Indeed, true hope cannot be manufactured; it can only be born, born because of
and in spite of the circumstances surrounding it. W. H. Auden describes this
kind of obstinate hope in his Christmas Oratorio, as the
people in darkness cry, “We who must die demand a miracle./ How could the
Eternal do a temporal act,/ The Infinite become a finite fact?/ Nothing can
save us that is possible:/ We who must die demand a miracle.”[7] By bravely calling God to account, by
speaking for a God who seems silent, hope gives birth to hope. Isaiah’s hope
becomes the hope of the shepherds; the shepherd’s hope becomes the hope of the
early Church; the hope of the early Church becomes the hope of our ancestors;
the hope of our ancestors becomes our hope on this day--if we decide to
proclaim it.
Last
month, a baby boy was pulled from an incision in the womb of his intubated
mother. He was surrounded by exhausted medical personnel in plastic gowns,
masks, and face shields.
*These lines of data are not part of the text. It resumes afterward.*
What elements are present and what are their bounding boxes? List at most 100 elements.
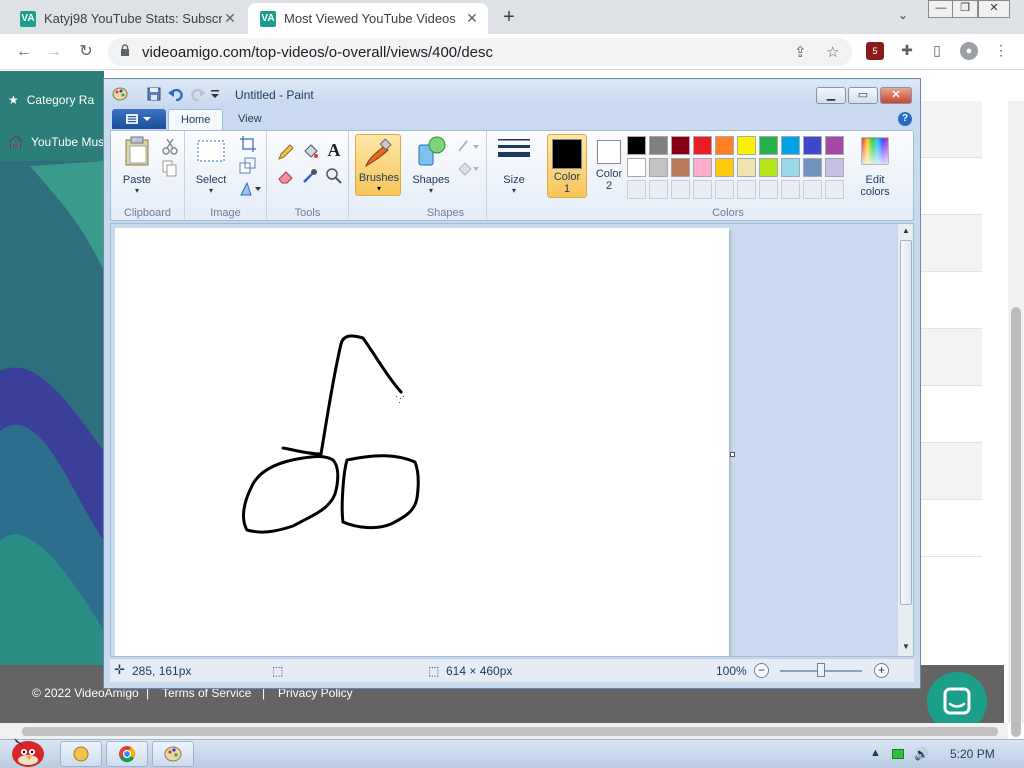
tab-search-chevron-icon[interactable]: ⌄ (898, 8, 908, 22)
help-icon[interactable]: ? (898, 112, 912, 126)
palette-swatch[interactable] (803, 158, 822, 177)
fill-bucket-icon[interactable] (301, 143, 319, 161)
angry-bird-start-icon[interactable] (6, 732, 50, 768)
custom-color-slot[interactable] (693, 180, 712, 199)
size-button[interactable]: Size ▾ (493, 135, 535, 195)
palette-swatch[interactable] (627, 136, 646, 155)
browser-tab-2[interactable]: VA Most Viewed YouTube Videos ✕ (248, 3, 488, 34)
color-2-button[interactable]: Color 2 (589, 134, 629, 198)
palette-swatch[interactable] (693, 158, 712, 177)
scrollbar-thumb[interactable] (1011, 307, 1021, 737)
scrollbar-thumb[interactable] (22, 727, 998, 736)
copy-icon[interactable] (161, 159, 179, 177)
color-1-button[interactable]: Color 1 (547, 134, 587, 198)
redo-icon[interactable] (190, 87, 206, 101)
extensions-puzzle-icon[interactable]: ✚ (898, 42, 916, 60)
custom-color-slot[interactable] (627, 180, 646, 199)
palette-swatch[interactable] (649, 136, 668, 155)
paint-maximize-button[interactable]: ▭ (848, 87, 878, 104)
scroll-down-arrow-icon[interactable]: ▼ (902, 642, 910, 651)
edit-colors-button[interactable]: Edit colors (853, 135, 897, 198)
outline-icon[interactable] (457, 137, 481, 155)
brushes-button[interactable]: Brushes ▾ (355, 134, 401, 196)
crop-icon[interactable] (239, 135, 257, 153)
nav-item-category-rankings[interactable]: ★ Category Ra (8, 93, 94, 107)
custom-color-slot[interactable] (737, 180, 756, 199)
page-vertical-scrollbar[interactable] (1008, 101, 1024, 737)
cut-scissors-icon[interactable] (161, 137, 179, 155)
reload-icon[interactable]: ↻ (76, 42, 96, 62)
restore-button[interactable]: ❐ (952, 0, 978, 18)
palette-swatch[interactable] (737, 158, 756, 177)
profile-avatar-icon[interactable]: ● (960, 42, 978, 60)
zoom-out-button[interactable]: − (754, 663, 769, 678)
close-window-button[interactable]: ✕ (978, 0, 1010, 18)
close-tab-icon[interactable]: ✕ (464, 10, 480, 27)
paint-minimize-button[interactable]: ▁ (816, 87, 846, 104)
zoom-in-button[interactable]: + (874, 663, 889, 678)
palette-swatch[interactable] (715, 158, 734, 177)
canvas-vertical-scrollbar[interactable]: ▲ ▼ (897, 224, 913, 656)
tab-home[interactable]: Home (168, 109, 224, 131)
taskbar-item-explorer[interactable] (60, 741, 102, 767)
custom-color-slot[interactable] (649, 180, 668, 199)
palette-swatch[interactable] (649, 158, 668, 177)
forward-arrow-icon[interactable]: → (44, 42, 64, 62)
resize-icon[interactable] (239, 157, 257, 175)
share-icon[interactable]: ⇪ (794, 43, 807, 61)
drawing-canvas[interactable] (115, 228, 729, 656)
paint-file-menu-button[interactable] (112, 109, 166, 129)
taskbar-item-paint[interactable] (152, 741, 194, 767)
menu-kebab-icon[interactable]: ⋮ (992, 42, 1010, 60)
canvas-resize-handle[interactable] (730, 452, 735, 457)
palette-swatch[interactable] (671, 136, 690, 155)
text-tool-icon[interactable]: A (325, 141, 343, 159)
custom-color-slot[interactable] (781, 180, 800, 199)
palette-swatch[interactable] (693, 136, 712, 155)
undo-icon[interactable] (168, 87, 184, 101)
palette-swatch[interactable] (825, 136, 844, 155)
magnifier-icon[interactable] (325, 167, 343, 185)
custom-color-slot[interactable] (671, 180, 690, 199)
palette-swatch[interactable] (759, 136, 778, 155)
custom-color-slot[interactable] (715, 180, 734, 199)
page-horizontal-scrollbar[interactable] (0, 723, 1008, 739)
volume-icon[interactable]: 🔊 (914, 747, 929, 761)
address-bar[interactable]: videoamigo.com/top-videos/o-overall/view… (108, 38, 852, 66)
fill-icon[interactable] (457, 159, 481, 177)
new-tab-button[interactable]: + (498, 6, 520, 28)
extension-shield-icon[interactable]: 5 (866, 42, 884, 60)
bookmark-star-icon[interactable]: ☆ (826, 43, 839, 61)
back-arrow-icon[interactable]: ← (14, 42, 34, 62)
save-icon[interactable] (146, 87, 162, 101)
taskbar-clock[interactable]: 5:20 PM (950, 747, 995, 761)
palette-swatch[interactable] (825, 158, 844, 177)
palette-swatch[interactable] (737, 136, 756, 155)
eraser-icon[interactable] (277, 167, 295, 185)
close-tab-icon[interactable]: ✕ (222, 10, 238, 27)
paste-button[interactable]: Paste ▾ (117, 135, 157, 195)
quick-access-dropdown-icon[interactable] (210, 87, 220, 101)
palette-swatch[interactable] (715, 136, 734, 155)
scrollbar-thumb[interactable] (900, 240, 912, 605)
paint-app-icon[interactable] (112, 87, 128, 101)
tray-expand-icon[interactable]: ▲ (870, 747, 881, 759)
pencil-icon[interactable] (277, 143, 295, 161)
network-icon[interactable] (892, 749, 904, 759)
browser-tab-1[interactable]: VA Katyj98 YouTube Stats: Subscri ✕ (8, 3, 246, 34)
custom-color-slot[interactable] (803, 180, 822, 199)
minimize-button[interactable]: — (928, 0, 954, 18)
nav-item-youtube-music[interactable]: 🎧 YouTube Mus (8, 135, 104, 149)
tab-view[interactable]: View (226, 109, 274, 131)
custom-color-slot[interactable] (825, 180, 844, 199)
paint-close-button[interactable]: ✕ (880, 87, 912, 104)
custom-color-slot[interactable] (759, 180, 778, 199)
side-panel-icon[interactable]: ▯ (928, 42, 946, 60)
paint-titlebar[interactable]: Untitled - Paint ▁ ▭ ✕ (104, 79, 920, 109)
palette-swatch[interactable] (781, 158, 800, 177)
palette-swatch[interactable] (759, 158, 778, 177)
palette-swatch[interactable] (803, 136, 822, 155)
rotate-icon[interactable] (239, 179, 263, 197)
shapes-button[interactable]: Shapes ▾ (409, 135, 453, 195)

Bright lights and the hiss of machinery surrounded him
on all sides. Small and premature, he was rushed to the isolation of the NICU.
This baby was born in a land of isolation and contagion, a land of Pandemic and
death. His people were tired, so tired of the struggle, and afraid, so afraid
of death. He was born in a land in which many people had lost hope; wherever
they looked it was as if they saw only “distress and darkness, the gloom of
anguish,” and they felt themselves “thrust into thick darkness.”[8]
Last
week, however, this baby’s mother was able to hold her child for the first
time.[9] She tested negative for the virus, and the tubes were pulled from her
throat. Still in the ICU, this mother held her baby boy tight and praised God for
the miracle of his birth. This mother proclaimed a loud “Yes!” of hope in God’s
name, as she committed herself to the long struggle toward health and
wholeness.
Tonight,
will we pronounce a loud “Yes” to the birth of hope and salvation? Will we take
God up on God’s Covenant promises of old and commit God to shine light into the
darkness of this world, to infuse life into this land of death? Will we anchor
God to the people’s hope, in a name that recalls to us--and to God--who God
really is: “Planner of wonders, mighty, victorious God, Father for all the
future, ruler of peace and well-being?” It is a name that can make us
dance and sing with the delight and joy of victory. It is a name born of hope,
a name born from God’s passion for the impossible, a name that leads us to live
in expectation, to pray with determination, and to act courageously
for wholeness, justice, righteousness, and peace without
end. Amen.
[1] Isaiah 8:22
[2] Isaiah 8:22
[3] Luke 2:20
[4] Jacques Ellul, trans. C. E.
Hopkin, Hope in Time of Abandonment (New York: The Seabury Press,
1973), 197.
[5] Ibid., 201.
[6] Ibid., 184.
[7] W. H. Auden, “For the Time Being: A
Christmas Oratorio,” in Collected Longer Poems, 138.